Sonia Valdivia went on to present how World Resources Forum and Sustainable Recycling Industries (SRI) are addressing threats of environmental pollution, public health hazard and cross-contamination that arise of unsafe recycling practices such as open cable burning and unsafe plastic recycling. She presented the emerging stewardship initiative of SRI that aims to develop a framework for policies and standards for sustainable management of secondary resources and the role of WRF’s partners and stakeholders achieving this.
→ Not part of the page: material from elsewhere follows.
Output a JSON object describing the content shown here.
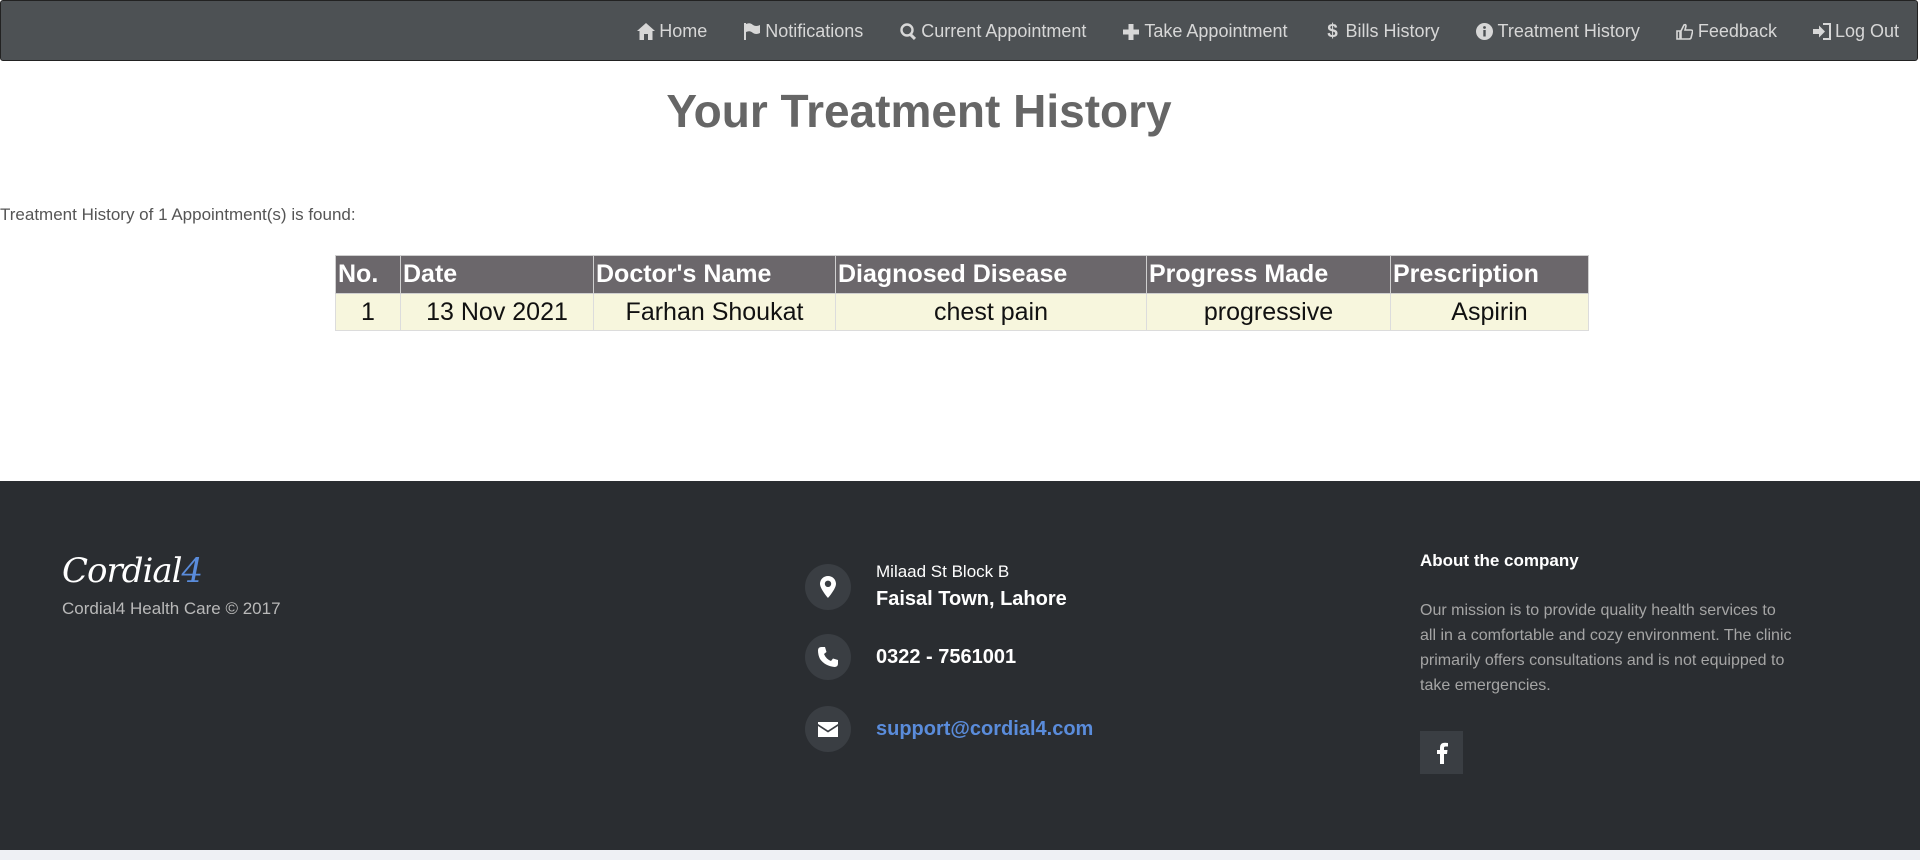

Finally, thanks to Sonia’s input the guests of the workshop realized that their phones contain ten times more gold per cubic meter than a chunk raw gold ore itself!
Sandra Mendez Fajardo then presented a case-study of electronic waste management practices in Colombia and suggested solutions on policy design that could improve efficiency of recycling of electronic equipment in Colombia and other emerging economies. Between different governmental branches into whose competence recycling may fall – including four Ministries of Environment; ICT; Public Health; and Import/Export as well as professional producers’ associations – there is no entity clearly entrusted with overseeing and managing the process, leading to challenges in effective electronic waste management in Colombia.The main takeaway of her case-study was that stronger public management of electronic recycling industries could improve its efficiency and effectiveness.
The Emerge Conference 2015 was hosted by the University of St. Gallen and AIESEC, from 18-20 March 2015. It was the 8th edition of a series of conferences which can be seen as the premier student-run conference on emerging markets worldwide. Emerge conferences have a competitive application process resulting in the 100 most motivated outstanding student candidates from across the globe being invited to take part in workshops, keynote speeches and networking events involving academic experts and practitioners from various fields.